E o Papa lamenta estas “feridas de um
mundo que é o nosso mundo, no qual Deus nos colocou para viver hoje e nos chama
a ser responsáveis dos nossos irmãos e irmãs, para que nenhum ser humano seja
violado na sua dignidade”. E, chamando os bois pelos nomes, denuncia o absurdo
e o cinismo que está por trás das atitudes de muitos dos dirigentes das nações:
Seria uma contradição
absurda falar de paz, negociar a paz e, ao mesmo tempo, promover ou permitir o
comércio de armas. Poderíamos também pensar que seria uma atitude, num certo
sentido, cínica proclamar os direitos humanos e, ao mesmo tempo, ignorar ou não
assumir a responsabilidade de homens e mulheres que, obrigados a deixar a sua
terra, morrem na tentativa ou não são acolhidos pela solidariedade
internacional.
Ademais, anote-se a clarividência da
denúncia papal exarada quase no início da peça discursiva:
Todos falam de paz, todos declaram que a querem, mas infelizmente a
proliferação de armamentos de todos os tipos conduz na direção oposta. O
comércio das armas tem o efeito de complicar e afastar a solução dos conflitos,
sobretudo porque se desenvolve e se realiza em grande medida fora da legalidade.
Mas não
basta a denúncia se não for condimentada pelo compromisso. Assim:
Enquanto estamos reunidos nesta Sede Apostólica, que por sua natureza
desempenha um serviço especial pela causa da paz, podemos unir as nossas vozes
ao auspiciar que a comunidade internacional impulsione uma nova fase de esforço
concertado e corajoso contra o crescimento dos armamentos e para a sua redução.

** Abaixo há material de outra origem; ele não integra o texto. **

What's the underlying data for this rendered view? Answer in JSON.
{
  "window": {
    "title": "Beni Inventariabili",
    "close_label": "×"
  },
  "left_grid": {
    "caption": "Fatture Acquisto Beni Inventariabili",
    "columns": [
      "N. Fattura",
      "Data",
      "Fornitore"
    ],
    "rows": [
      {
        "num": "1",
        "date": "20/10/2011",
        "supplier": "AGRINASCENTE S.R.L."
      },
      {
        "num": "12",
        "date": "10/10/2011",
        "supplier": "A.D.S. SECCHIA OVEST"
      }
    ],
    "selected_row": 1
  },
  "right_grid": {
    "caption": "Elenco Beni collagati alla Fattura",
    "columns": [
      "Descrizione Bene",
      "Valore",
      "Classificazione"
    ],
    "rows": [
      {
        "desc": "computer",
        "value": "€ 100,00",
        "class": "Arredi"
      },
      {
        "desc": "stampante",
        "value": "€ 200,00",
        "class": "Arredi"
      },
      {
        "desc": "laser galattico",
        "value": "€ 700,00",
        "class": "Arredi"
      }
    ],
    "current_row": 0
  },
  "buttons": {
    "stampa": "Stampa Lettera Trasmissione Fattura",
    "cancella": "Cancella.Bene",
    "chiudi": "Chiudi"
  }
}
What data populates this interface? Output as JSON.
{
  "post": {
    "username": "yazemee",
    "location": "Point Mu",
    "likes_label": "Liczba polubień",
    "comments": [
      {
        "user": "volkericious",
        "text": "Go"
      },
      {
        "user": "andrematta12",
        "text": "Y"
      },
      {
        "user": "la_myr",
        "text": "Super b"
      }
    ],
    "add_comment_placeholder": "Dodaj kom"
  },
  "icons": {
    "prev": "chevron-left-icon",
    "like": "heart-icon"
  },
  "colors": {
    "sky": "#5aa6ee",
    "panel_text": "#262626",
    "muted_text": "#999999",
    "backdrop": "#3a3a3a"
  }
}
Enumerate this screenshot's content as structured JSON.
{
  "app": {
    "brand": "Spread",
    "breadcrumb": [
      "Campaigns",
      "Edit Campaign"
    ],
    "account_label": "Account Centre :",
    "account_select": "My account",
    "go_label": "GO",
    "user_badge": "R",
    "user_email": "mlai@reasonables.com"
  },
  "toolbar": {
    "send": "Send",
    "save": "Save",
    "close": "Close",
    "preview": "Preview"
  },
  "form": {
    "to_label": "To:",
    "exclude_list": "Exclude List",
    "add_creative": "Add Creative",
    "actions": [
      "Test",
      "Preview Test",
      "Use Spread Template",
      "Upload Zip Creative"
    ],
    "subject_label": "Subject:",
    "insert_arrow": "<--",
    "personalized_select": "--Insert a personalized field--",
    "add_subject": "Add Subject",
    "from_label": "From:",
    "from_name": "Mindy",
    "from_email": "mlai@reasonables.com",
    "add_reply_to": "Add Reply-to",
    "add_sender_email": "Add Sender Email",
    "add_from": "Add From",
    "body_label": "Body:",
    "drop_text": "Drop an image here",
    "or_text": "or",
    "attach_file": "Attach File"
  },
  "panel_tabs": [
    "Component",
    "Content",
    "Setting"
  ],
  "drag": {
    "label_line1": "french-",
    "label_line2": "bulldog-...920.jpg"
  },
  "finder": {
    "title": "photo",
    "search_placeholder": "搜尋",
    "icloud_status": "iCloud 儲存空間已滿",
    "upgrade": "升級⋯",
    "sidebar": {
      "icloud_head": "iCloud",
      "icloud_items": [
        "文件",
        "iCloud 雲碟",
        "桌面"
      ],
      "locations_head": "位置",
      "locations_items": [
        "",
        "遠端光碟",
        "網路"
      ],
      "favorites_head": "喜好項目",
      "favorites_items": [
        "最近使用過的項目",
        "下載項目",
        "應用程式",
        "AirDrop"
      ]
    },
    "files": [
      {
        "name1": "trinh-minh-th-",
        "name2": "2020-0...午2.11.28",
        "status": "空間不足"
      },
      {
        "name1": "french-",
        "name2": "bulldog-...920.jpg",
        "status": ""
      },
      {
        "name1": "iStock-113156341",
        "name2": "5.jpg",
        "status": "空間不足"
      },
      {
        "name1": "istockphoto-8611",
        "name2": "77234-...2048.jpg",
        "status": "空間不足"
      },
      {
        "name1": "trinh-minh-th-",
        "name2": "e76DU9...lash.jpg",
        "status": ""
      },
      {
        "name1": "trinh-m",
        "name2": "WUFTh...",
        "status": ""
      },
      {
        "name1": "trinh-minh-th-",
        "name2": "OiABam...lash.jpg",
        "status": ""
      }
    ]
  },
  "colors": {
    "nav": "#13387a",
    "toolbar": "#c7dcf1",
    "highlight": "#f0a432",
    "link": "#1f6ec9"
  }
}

[…] Senhores Embaixadores, a Santa Sé declara hoje a vós e aos Governos dos
vossos respetivos países a sua vontade firme de continuar a colaborar a fim de
que avancem nestas frentes e em todos os caminhos que levam à justiça e à paz,
com base nos direitos humanos universalmente reconhecidos.
Mais: Em
Lampedusa, Francisco denunciava a indiferença campeante neste mundo de indiferença
e de consumismo: “Neste mundo da globalização, caímos na globalização da
indiferença. Habituamo-nos ao sofrimento do outro, não nos diz respeito, não
nos interessa, não é responsabilidade nossa!”. E perguntava-se se alguém
tinha chorado a sorte da desgraça dos outros que perdem a esperança, a sorte, a
vida – mercê da crueldade de muitos, alguns dos quais, “no anonimato, tomam
decisões socioeconómicas que abrem a estrada aos dramas como este”.
Por isso,
entende o Papa que os cristãos devem interiorizar estas perguntas do Deus
bíblico: «Adão, onde estás?» «Onde está o sangue do teu irmão?».